Trois féminicides en vingt-quatre heures : l'effroi d'une violence sans frontières
Un homme confesse le meurtre de son épouse à Piacenza avant de tenter de se suicider sur la tombe de leur fils. Deux autres crimes conjugaux sont signalés à Hyderabad et Madrid.
L’onde de choc est mondiale. En l’espace d’une trentaine d’heures, trois femmes ont trouvé la mort sous les coups de leur conjoint ou d’un proche, sur trois continents différents. Le premier acte s’est déroulé à Piacenza, dans le nord de l’Italie, où Milena Vitanov, cinquante-six ans, a été poignardée dans son appartement de la banlieue populaire.
Son mari, Hako Vitanov, citoyen macédonien, a lui-même alerté les carabiniers en déclarant : « Venez, j’ai tué ma femme », avant de prendre la fuite. Retrouvé quelques heures plus tard au cimetière, prostré sur la tombe de leur fils décédé quelques années plus tôt, il a tenté de mettre fin à ses jours. Les enquêteurs privilégient la piste de dissensions familiales profondes, sans exclure un drame prémédité.

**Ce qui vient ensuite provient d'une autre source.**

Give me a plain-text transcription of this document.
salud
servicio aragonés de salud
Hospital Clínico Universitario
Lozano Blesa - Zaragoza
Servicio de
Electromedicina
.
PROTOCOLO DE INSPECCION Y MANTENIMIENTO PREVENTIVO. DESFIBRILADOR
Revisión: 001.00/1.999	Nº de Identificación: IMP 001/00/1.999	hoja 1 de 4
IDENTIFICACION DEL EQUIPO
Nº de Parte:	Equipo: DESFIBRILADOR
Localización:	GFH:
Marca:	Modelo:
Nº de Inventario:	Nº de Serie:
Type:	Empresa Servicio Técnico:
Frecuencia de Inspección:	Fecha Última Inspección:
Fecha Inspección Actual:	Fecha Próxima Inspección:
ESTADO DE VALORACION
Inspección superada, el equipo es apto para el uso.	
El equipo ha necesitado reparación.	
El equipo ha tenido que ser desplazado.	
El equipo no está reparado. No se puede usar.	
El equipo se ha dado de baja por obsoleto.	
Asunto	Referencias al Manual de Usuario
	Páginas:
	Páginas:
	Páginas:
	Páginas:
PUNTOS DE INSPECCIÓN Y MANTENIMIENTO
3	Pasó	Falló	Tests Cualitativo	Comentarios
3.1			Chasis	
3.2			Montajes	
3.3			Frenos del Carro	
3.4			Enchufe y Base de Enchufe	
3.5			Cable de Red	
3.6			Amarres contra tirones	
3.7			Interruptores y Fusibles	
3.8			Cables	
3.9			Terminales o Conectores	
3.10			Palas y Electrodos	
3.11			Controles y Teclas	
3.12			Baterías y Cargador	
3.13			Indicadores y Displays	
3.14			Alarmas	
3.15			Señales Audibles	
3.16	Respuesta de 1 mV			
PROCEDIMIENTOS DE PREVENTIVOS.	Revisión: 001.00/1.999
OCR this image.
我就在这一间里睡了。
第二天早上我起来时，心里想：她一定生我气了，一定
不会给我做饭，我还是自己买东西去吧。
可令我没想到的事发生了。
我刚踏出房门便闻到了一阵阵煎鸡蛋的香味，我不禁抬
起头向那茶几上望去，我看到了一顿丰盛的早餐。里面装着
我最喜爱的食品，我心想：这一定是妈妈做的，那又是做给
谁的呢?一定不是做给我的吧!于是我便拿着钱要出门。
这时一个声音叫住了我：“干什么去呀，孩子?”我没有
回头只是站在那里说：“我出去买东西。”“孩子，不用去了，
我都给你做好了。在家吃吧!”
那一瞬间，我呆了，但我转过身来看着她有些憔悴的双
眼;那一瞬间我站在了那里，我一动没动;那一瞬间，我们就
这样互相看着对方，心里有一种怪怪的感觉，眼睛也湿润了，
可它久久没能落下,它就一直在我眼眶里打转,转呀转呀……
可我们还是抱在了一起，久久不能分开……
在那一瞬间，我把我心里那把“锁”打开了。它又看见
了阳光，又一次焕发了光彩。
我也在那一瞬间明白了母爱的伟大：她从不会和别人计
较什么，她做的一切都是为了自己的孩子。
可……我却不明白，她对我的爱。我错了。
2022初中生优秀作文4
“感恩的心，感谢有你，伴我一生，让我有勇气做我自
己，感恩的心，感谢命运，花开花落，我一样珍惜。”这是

À quelques milliers de kilomètres de là, dans le quartier huppé de Jubilee Hills à Hyderabad, Tanuja Ranjan, épouse d’un ancien haut gradé de la police indienne, a été retrouvée morte chez elle, un tissu ensanglanté enfoncé dans la bouche. Les autorités locales soupçonnent une employée de maison népalaise, employée depuis plus d’un an, d’avoir orchestré le meurtre avant de disparaître avec des objets de valeur. Le mari, en déplacement professionnel à Bangalore, n’a pu que constater le drame à son retour.
La piste d’un cambriolage qui aurait mal tourné est évoquée, mais l’enquête n’écarte aucune hypothèse. Enfin, dans le district madrilène de Carabanchel, une jeune femme de vingt-deux ans a été découverte inconsciente sur la voie publique, le crâne fracturé. Son compagnon, rapidement interpellé, est soupçonné de l’avoir frappée à mort au terme d’une dispute.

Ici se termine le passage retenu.